- Born: Philadelphia, Pennsylvania, USA
- Spouse: Brian Bushee

Academic background
- Education: A.B., 1990, Brown University Ph.D., 1998, Organizational Behavior, University of Michigan
- Thesis: Enriching or depleting?: the dynamics of engagement in work and family (1998; 28 years ago)

Academic work
- Institutions: Wharton School of the University of Pennsylvania Kellogg School of Management Harvard Business School

= Nancy Rothbard =

Associate Professor

Nancy Paige Rothbard is the Deputy Dean and David Pottruck Professor of Management at the Wharton School of the University of Pennsylvania. She studies the impact of emotions on work, specifically in areas of workplace motivation, teamwork, and work–life balance.

==Early life and education==
Born and raised in Philadelphia, Pennsylvania, Rothbard assisted with the family office supply and furniture business. Rothbard graduated from Brown University in 1990. She published her undergraduate history thesis Nineteenth century British Psychiatry: Professionalization, Somatic Theorization and Practice in 1990 with advisor Ian Dowbiggin. Inspired by her mother Aileen returning to school for her PhD, she became interested in research and became a research associate at Harvard Business School. While working under the guidance of John Kotter, Rothbard interviewed successful male and female executives and was "struck by the fact that non-work subjects like divorces and problems with kids kept creeping into the conversation."

==Career==
Rothbard pursued her PhD in Organizational Behavior at the University of Michigan, where she met her future husband Brian Bushee. Upon receiving her PhD in 1998, Rothbard accepted a post-doctoral fellowship position at the Kellogg School of Management of Northwestern University. In 2000, both Rothbard and her husband accepted faculty positions at the Wharton School of the University of Pennsylvania. Within the same year, she became a member of the American Psychological Association. She was subsequently nominated for the Rosabeth Moss Kanter Award for Excellence in Work-Family Research for her project titled "Managing multiple roles: Work-family policies and individuals’ desires for segmentation." In January 2006, Rothbard led a survey of 460 employees to judge their happiness while working at a large public university. Her research team found that one would be happiest at their job if their employer supported their personal preference for managing work/family identities. If there were childcare options did not follow their own vision, they would be less happy at their place of employment.

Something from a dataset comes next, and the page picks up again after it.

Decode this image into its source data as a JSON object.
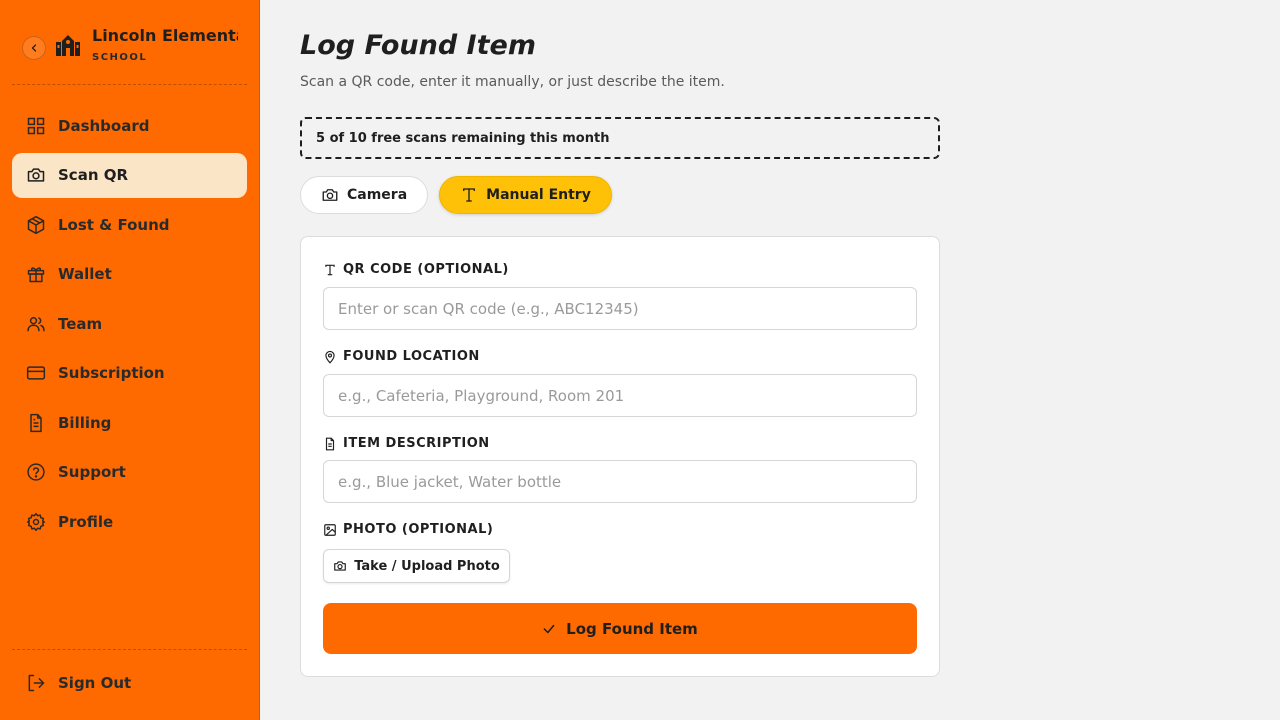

In 2009, Rothbard and Sigal Barsade helped launch Wharton's MBA core course, Foundations of Leadership and Teamwork. The following year, she was appointed the David Pottruck Associate Professor of Management and received the Wharton Teaching and Curriculum Innovation Award. While serving in this role, she co-led a week-long program called "Women’s Executive Leadership: Business Strategies for Success" with Monica McGrath to assist female executives and those who aspire to leadership roles. Rothbard also collaborated with researchers at Columbia Business School and Ohio State University to test whether forcing co-workers to attend work social events led to improved workplace relationships. They conducted two surveys; one focusing on 228 MBA students and another including 141 individuals in the United States workforce. Their overall findings found that such social events only improved workplace relationships among those of similar racial backgrounds.

As a result of her research into the impact of emotions on work, specifically in areas of workplace motivation, teamwork, and work–life balance, Rothbard was named a Penn Fellow during the 2015 academic year. The following year, she was appointed chair of the Management Department at Wharton, becoming the first woman to hold this role in institution history. During the COVID-19 pandemic in North America, Rothbard studied how families were adjusting to the increase in remote work. This accumulated into a Harvard Business Review article titled Building Work-Life Boundaries in the WFH Era, about how employees were "navigating the divide between work and home during the pandemic."